A well-made electroform can stand up to the stress of typical jewelry use. In sales demonstrations, equipment dealer David Gold has been known to throw electroforms at a wall to prove their strength.
Of course, Gold is using high-quality electroforms. The problems arise when manufacturers try to skimp on the thickness of the gold. “Gee, if 150 microns is good, is 100 OK? If 100 is OK, can I get away with 90? How about 80?
Ironically, this kind of thinking is encourages somewhat by the way in which electroforms have to be marketed: The customer is not buying a commodity with a given weight, the customer is buying the “look” and “feel” of the piece.
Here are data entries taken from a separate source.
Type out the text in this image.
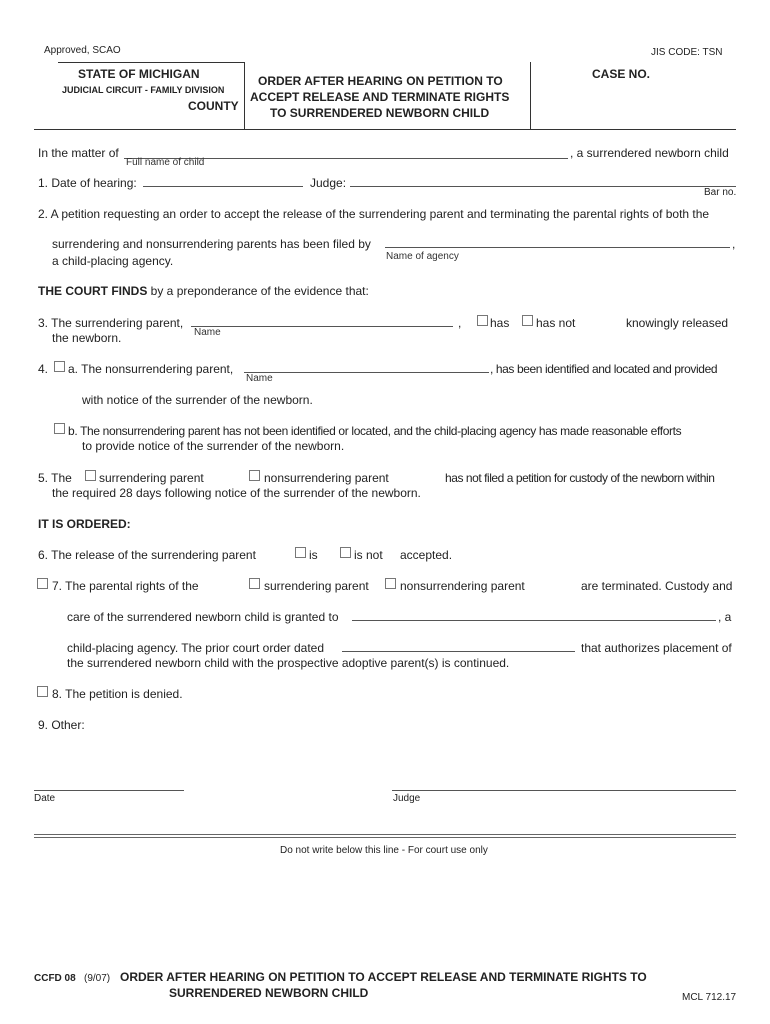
Approved, SCAO	JIS CODE: TSN
STATE OF MICHIGAN
JUDICIAL CIRCUIT - FAMILY DIVISION
COUNTY
ORDER AFTER HEARING ON PETITION TO
ACCEPT RELEASE AND TERMINATE RIGHTS
TO SURRENDERED NEWBORN CHILD
CASE NO.
In the matter of	, a surrendered newborn child
Full name of child
1. Date of hearing:	Judge:
Bar no.
2. A petition requesting an order to accept the release of the surrendering parent and terminating the parental rights of both the
surrendering and nonsurrendering parents has been filed by	,
Name of agency
a child-placing agency.
THE COURT FINDS by a preponderance of the evidence that:
3. The surrendering parent,	,
Name
has has not	knowingly released
the newborn.
4. a. The nonsurrendering parent,	, has been identified and located and provided
Name
with notice of the surrender of the newborn.
b. The nonsurrendering parent has not been identified or located, and the child-placing agency has made reasonable efforts
to provide notice of the surrender of the newborn.
5. The surrendering parent	nonsurrendering parent	has not filed a petition for custody of the newborn within
the required 28 days following notice of the surrender of the newborn.
IT IS ORDERED:
6. The release of the surrendering parent	is	is not accepted.
7. The parental rights of the	surrendering parent	nonsurrendering parent	are terminated. Custody and
care of the surrendered newborn child is granted to	, a
child-placing agency. The prior court order dated	that authorizes placement of
the surrendered newborn child with the prospective adoptive parent(s) is continued.
8. The petition is denied.
9. Other:
Date	Judge
Do not write below this line - For court use only
CCFD 08 (9/07) ORDER AFTER HEARING ON PETITION TO ACCEPT RELEASE AND TERMINATE RIGHTS TO
SURRENDERED NEWBORN CHILD	MCL 712.17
Since you don’t put electroforms on a scale, how do you know what you’re getting?
The problem is further exacerbated by the number of do-it-yourselfers who contract-out their electroforming (typically with overseas job houses). A major manufacturer who has made a large investment in electroforming technology has a huge stake in preserving the reputation of electroforms. A dealer whose only investment is the mandrils may be less concerned with the long-term health of the electroforming market. As a result, he may be tempted to tell his contract house to skimp on the gold coating. And since that electroforming contractor is primarily concerned with getting his investment back as quickly as possible, he may be likely to acquiesce to his customer’s request.